Ten on Tuesday: Last 10 Books I've Read

This week's topic is the last 10 books I've read:

1. I'm going to include The Bloodletter's Daughter here since I'm almost finished it.  Set in the early 1600s, this tale intertwines the lives of a local girl (who happens to be the local bloodletter's daughter) and the mad Prince Julio, the illegitamate heir to the Hapsburg throne).  I was interested in reading this because it seemed like an interesting story line and it's also set in Bohemia, which is where some of my DH's ancestors came from.  I've been enjoying this one - it does drag a little bit in places, but the story is interesting enough I'll finish it up. I very much like the opportunity to be exposed to some historical fiction that's NOT US or UK-related.
2. Beautiful Wreck.  I can't say enough good things about this book.  I didn't think it was going to be something I would enjoy, but I have to admit that I rationed out pages so I wouldn't finish it too fast because I didn't want it to end!  The author is a knitter, so in the sections set in circa 900 in the Viking village, there's some spinning and wool preparation going on.  The book has a bit of time-travel, a bit romance, and a kick-butt heroine (although really... read it to the final few chapters and our heroine really comes into her own - I loved that!).  It also has some nods to horse-y things, which made it just that much better a book for me.
3, 4, 5, 6. Raven Black,  White Nights, Red Bones,  Blue Lightning.  Books 1-4 of the Shetland mystery series featuring Inspector Jimmy Perez.   I loved this series.  Each one of them can be a stand-alone, but really.... read them in order - I think they are best that way.  I do read a lot of mysteries, but I'll state emphatically I did NOT see the final scene coming in book #4.  I love it when the ending can still surprise me.  These are well thought-out plots, interesting characters, and a bit of Shetland birding, archeaology and crafting (as well as crofting) thrown in for some local color development.  The local islands shape and influence the mysteries for the books in these series - well worth a read if you like British mysteries.
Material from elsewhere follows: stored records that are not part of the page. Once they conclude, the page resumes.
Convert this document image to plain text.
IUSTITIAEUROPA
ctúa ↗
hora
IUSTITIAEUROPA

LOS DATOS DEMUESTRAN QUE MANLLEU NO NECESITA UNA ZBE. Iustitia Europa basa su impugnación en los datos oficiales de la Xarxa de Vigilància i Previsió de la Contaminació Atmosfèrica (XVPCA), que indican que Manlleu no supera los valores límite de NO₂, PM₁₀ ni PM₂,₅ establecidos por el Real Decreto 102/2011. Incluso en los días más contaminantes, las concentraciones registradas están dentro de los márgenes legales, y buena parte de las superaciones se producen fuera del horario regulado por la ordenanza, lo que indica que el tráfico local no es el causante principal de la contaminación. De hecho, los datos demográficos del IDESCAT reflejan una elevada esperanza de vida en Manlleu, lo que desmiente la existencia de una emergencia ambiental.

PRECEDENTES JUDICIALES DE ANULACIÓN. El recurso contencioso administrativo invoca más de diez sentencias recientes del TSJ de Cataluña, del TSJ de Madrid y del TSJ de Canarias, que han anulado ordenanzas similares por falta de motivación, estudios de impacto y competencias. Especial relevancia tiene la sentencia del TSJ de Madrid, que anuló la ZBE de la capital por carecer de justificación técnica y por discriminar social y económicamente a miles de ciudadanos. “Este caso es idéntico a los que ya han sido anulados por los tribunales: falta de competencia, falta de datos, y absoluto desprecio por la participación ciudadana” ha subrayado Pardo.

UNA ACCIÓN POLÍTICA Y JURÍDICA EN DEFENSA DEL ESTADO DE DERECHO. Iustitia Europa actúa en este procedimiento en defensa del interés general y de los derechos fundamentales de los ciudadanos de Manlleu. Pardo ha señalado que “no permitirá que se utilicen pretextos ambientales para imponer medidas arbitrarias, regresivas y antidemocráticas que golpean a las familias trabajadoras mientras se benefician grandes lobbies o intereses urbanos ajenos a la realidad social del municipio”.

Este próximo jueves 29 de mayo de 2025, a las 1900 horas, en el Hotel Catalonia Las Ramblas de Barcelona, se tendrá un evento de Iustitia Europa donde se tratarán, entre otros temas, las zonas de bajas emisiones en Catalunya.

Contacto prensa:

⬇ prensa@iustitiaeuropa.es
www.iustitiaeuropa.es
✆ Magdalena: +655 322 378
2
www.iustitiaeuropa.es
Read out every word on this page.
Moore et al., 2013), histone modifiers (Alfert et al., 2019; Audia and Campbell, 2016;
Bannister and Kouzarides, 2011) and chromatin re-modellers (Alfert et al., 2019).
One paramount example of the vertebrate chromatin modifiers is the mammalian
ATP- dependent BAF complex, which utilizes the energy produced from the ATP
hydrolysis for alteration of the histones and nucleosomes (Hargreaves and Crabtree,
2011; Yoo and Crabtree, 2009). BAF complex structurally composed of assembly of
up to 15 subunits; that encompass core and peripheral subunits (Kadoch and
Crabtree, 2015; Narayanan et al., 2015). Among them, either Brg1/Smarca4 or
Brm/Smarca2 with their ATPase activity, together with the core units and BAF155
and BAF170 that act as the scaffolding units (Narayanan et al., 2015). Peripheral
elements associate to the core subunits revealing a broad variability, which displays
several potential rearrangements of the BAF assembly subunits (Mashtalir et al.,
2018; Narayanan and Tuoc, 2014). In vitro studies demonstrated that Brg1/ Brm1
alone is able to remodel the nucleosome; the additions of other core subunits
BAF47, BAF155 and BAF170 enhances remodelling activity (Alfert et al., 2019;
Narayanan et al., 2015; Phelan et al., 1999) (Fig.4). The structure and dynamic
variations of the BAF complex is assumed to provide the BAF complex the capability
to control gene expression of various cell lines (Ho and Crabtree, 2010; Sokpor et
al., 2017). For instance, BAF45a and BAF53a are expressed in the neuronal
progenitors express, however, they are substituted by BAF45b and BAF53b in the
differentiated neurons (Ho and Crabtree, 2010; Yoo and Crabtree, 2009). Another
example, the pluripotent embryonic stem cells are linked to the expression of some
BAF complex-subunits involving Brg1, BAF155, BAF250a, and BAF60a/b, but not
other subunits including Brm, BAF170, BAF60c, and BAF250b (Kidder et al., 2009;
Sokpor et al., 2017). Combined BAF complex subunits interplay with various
7. Lady of Devices. A fun, lighthearted steampunk romp.  Nothing too cerebral here, but a quick read perfect for vacaation mind candy.
8.  The Opening Night Murder. A historical murder mystery, set during the Restoration period.  I was prepared to really like this one, but found it somewhat slow and a bit formulaic for my tastes.
9. City of Dark Magic. This book doesn't really fit easily into any one genre.  It's got some intrigue and mystery, and some fantasy and fantastical, and some historic fiction all rolled into one.  I had a hard time getting into this one.  It took me about 75 or 80 pages to finally pull things together in my head so I could follow along a little more easily.  Once past that tho, it's a fun story and interesting one to wrap your brain around with all kinds of red herrings and mystical sorts of concepts.
10. The Stationmaster's Farewell.     Set in the mid-19th century in the UK, another historical mystery.  This is #9 in the series and it held up pretty well despite the fact I hadn't read books 1 thru 8.  (Although I do think having had a bit of the back story for some of the supporting characters probably would have been helpful to flesh out things a bit for me.)  Entertaining, a quick read, another good long weekend/vacation read when you need some mind candy.